As contracts fail for lack of consideration, so too does the arbitration agreement, court says
The Ontario Superior Court of Justice has dismissed a motion to stay a wrongful dismissal lawsuit filed by an insurance agent against a fraternal organization despite a mandatory arbitration clause in their agency contracts.
In Goberdhan v. Knights of Columbus, the defendant, Knights of Columbus, is a Catholic fraternal organization that offers life insurance to its members and their families. The defendant appoints general agents who are provided with a specified territory to conduct their insurance business. In 2011, the plaintiff, Neil Goberdhan, was first selected as a field agent by Raymond Richer, a general agent appointed by the defendant.
The first agency contract provides that the plaintiff could only sell the defendant’s insurance product to its members. A mandatory arbitration clause was inserted in the second and third agency contracts. Moreover, the two contracts provide that non-binding mediation is to be paid by the defendant unless the claim is frivolous, and binding arbitration is required if mediation fails.
After eight years of working as a field agent, the defendant terminated the plaintiff, who then brought an action for wrongful dismissal to the Superior Court. In response, the defendant filed a motion to stay the action, arguing that the contract requires the plaintiff to undergo mandatory arbitration.
The plaintiff sought to dismiss the motion, arguing that “there was no consideration involved for entering the second and third contracts.” As a result, the arbitration agreement was ineffective.
The Superior Court dismissed the defendant’s motion and ruled that the plaintiff’s action should continue.
The court first determined whether the plaintiff was an employer of the defendant or merely an independent contractor.
“The plaintiff was an employee of the defendant despite the pains taken to state otherwise in the contracts,” Justice David Harris wrote.
The court found that the following factors indicated that an employment relationship between the parties: (a) the plaintiff could only work for the defendant; (b) the product sold had to be the one provided by the defendant; (3) the plaintiff was paid by commission and had neither expectation of profit nor risk of loss; and (4) the activity of the plaintiff was solely for the benefit of the defendant.

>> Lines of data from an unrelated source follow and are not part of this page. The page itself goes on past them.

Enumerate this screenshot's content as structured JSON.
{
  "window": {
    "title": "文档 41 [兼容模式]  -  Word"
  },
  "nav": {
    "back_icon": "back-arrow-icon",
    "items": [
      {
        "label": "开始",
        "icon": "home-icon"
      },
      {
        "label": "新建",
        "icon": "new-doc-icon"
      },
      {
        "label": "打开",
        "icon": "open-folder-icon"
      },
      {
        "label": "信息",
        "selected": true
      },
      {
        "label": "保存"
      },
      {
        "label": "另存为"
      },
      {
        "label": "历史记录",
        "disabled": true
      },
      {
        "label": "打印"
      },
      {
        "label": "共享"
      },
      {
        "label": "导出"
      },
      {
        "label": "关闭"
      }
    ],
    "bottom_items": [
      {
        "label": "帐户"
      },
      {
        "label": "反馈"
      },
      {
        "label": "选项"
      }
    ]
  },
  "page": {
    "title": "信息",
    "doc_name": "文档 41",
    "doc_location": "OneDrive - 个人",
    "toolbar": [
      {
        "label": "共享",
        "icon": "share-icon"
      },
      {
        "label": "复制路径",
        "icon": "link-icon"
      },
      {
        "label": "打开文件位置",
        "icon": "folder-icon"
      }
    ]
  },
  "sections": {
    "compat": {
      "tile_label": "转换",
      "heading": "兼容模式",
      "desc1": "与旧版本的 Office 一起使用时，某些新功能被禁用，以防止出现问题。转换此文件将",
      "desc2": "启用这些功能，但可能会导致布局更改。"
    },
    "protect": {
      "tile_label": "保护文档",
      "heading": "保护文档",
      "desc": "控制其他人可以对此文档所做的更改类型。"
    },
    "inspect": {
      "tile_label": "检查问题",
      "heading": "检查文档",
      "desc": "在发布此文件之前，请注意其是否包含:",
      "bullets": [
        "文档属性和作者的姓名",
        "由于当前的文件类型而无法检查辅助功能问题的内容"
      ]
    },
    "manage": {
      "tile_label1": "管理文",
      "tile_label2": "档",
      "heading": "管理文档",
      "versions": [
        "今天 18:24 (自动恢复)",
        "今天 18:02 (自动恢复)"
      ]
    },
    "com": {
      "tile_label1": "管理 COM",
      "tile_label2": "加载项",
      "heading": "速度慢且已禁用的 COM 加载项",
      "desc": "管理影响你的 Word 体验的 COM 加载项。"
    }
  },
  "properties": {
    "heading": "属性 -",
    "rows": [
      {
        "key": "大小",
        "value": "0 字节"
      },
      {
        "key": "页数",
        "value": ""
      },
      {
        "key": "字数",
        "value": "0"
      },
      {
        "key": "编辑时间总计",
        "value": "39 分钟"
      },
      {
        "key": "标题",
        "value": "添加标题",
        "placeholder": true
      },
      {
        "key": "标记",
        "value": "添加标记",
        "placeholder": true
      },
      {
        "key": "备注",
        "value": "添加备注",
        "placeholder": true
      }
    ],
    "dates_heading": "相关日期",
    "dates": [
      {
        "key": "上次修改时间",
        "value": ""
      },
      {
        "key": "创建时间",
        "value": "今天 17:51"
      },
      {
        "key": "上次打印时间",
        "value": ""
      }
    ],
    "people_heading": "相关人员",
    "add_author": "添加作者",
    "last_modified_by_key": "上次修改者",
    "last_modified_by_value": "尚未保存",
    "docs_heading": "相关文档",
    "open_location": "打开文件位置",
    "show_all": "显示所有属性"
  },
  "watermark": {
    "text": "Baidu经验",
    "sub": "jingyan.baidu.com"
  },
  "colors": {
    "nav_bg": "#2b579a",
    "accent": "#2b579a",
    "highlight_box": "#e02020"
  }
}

As to the main issue, the court examined if there was a “fresh consideration” for the second and third contracts entered between the parties. It noted that a valid contract requires consideration, and in the employment context, this necessity has become a means to enable the judiciary to protect employees from unconscionable or unfair employment practices.
“The requirement of consideration to support an amended agreement is especially important in the employment context where, generally, there is inequality of bargaining power between employees and employers,” Justice Harris wrote.
The defendant claimed that the new requirement for mandatory arbitration and mediation constituted consideration in the two contracts. The court disagreed.
“The contracts require binding arbitration,” Justice Harris wrote. “This constitutes an arbitration agreement which under section 7(1) of the Ontario Arbitration Act precludes action in court.”
The court also noticed that the contracts allowed both parties to waive their right to a jury trial and participate as a member in a class action.
“Removal of the right to sue is clearly not a benefit to the plaintiff,” Justice Harris wrote. “Giving up the fundamental right to a jury trial, to participate in a class action is a curtailment of an individual’s rights.”
The court added that the new agreements in the two contracts substantially diminished the plaintiff’s contractual rights while giving him nothing in return.
Lastly, the defendant argued that s. 7(1) of the Arbitration Act provides that a stay of action should be imposed when it is arguable that a dispute falls within the terms of an arbitration agreement.
“The present case is arguably within the arbitration requirement and therefore should be stayed,” Justice Harris wrote. “However, this concerns with the interpretation of an arbitration agreement, not its very existence.”
In addition, the court cited s. 7(2) of the Arbitration Act, which states that the court may refuse to stay a proceeding if the arbitration agreement is invalid.
“As the contracts fail for lack of consideration, so too does the arbitration term in the contact,” Justice Harris wrote. “The arbitration agreement is invalid under section 7(2) of the Arbitration Act.”